Whitehaven Coal's $607 million Vickery extension project has been fully approved after getting the Commonwealth green light.
Commonwealth Environment Minister Sussan Ley gave the project approval under the Environment Protection and Biodiversity Conservation (EPBC) act on Thursday.
In a statement to the ASX the same day, Whitehaven Coal welcomed the approval.
"Whitehaven welcomes the EPBC approval, which represents the culmination of an exhaustive process of technical evaluation and stakeholder consultation at both the state and federal levels spanning five years," the company said in a statement.
The state government's Independent Planning Commission approved the project in August 2020.

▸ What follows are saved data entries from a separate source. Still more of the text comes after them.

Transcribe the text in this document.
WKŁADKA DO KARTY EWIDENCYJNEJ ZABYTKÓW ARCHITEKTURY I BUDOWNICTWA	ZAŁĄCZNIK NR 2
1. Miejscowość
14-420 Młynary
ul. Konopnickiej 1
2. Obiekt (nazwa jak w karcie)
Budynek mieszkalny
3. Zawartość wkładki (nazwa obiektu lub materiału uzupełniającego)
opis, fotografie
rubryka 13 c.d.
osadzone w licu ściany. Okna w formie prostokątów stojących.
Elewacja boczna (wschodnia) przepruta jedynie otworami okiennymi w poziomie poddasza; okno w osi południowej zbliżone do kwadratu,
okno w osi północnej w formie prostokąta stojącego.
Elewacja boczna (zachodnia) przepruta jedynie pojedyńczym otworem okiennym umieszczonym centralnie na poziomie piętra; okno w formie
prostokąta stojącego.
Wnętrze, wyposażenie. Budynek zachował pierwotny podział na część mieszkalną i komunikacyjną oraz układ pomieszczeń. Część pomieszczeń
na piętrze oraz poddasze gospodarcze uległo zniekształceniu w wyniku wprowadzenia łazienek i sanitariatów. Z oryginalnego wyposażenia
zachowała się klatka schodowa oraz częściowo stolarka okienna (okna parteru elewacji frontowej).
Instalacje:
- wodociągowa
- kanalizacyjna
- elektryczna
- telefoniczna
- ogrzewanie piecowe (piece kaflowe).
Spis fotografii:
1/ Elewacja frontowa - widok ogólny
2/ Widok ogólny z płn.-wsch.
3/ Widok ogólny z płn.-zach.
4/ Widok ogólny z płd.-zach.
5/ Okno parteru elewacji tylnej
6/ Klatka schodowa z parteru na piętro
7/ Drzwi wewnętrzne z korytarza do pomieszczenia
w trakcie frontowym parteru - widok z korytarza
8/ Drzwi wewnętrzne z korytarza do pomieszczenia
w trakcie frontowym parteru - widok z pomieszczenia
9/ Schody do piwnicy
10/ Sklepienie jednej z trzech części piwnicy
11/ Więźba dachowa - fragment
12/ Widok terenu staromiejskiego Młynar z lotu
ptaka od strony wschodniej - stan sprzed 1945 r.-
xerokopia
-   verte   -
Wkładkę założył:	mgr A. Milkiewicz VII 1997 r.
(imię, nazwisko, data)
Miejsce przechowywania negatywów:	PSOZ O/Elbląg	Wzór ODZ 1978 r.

The approval will permit Whitehaven to expand an existing approval for its unbuilt Vickery Mine, about 25 kilometres from Gunnedah.
Local farmers and the Lock the Gate Alliance expressed disbelief at the approval, claiming it is a "betrayal of young people and future generations".
In July, the Environment Federal Court ruled that Ms Ley had a responsibility to avoid causing children harm as part of a legal challenge to her right to approve the new mine, which would generate about 370 million tonnes of carbon emissions.
The court challenge did not prevent the minister approving the mine.
A challenge by Ms Ley to the finding that she owes a "duty of care" to future generations and must consider climate change when approving resources project remains unresolved.
Lock the Gate Alliance NSW coordinator Georgina Woods said the approval was a betrayal.
"This Government is not just passively failing to protect Australians from climate change: its ministers are actively slamming the door on every opportunity they are given to address it," she said.
"If the appeal currently underway upholds the Federal Court's finding that Minister Ley owes Australian children a duty of care, it will become increasingly untenable for the Government to avoid taking action."
Boggabri farmer Dave Watt said history will remember that Ms Ley approved "a colossal new coal mine" as the world was experiencing the devastating impacts of climate change.
"This mine will impact our precious Namoi River, it will force more farming families off their farms, and it will contribute to the climate crisis, further threatening agriculture. It's a bloody outrage," he said.
Whitehaven Coal told the ASX that global coal prices have hit record highs, with "strong demand in seaborne markets" for the type of high-quality coal that can be produced from the Vickery mine.
The project will contribute to global carbon emissions reduction, the statement said.
The state government's Independent Planning Commission ordered Whitehaven Coal to meet 184 conditions in order to mitigate the environmental and social impacts of the mining project.
The project is expected to employ about 450 full-time-equivalent staff during operations.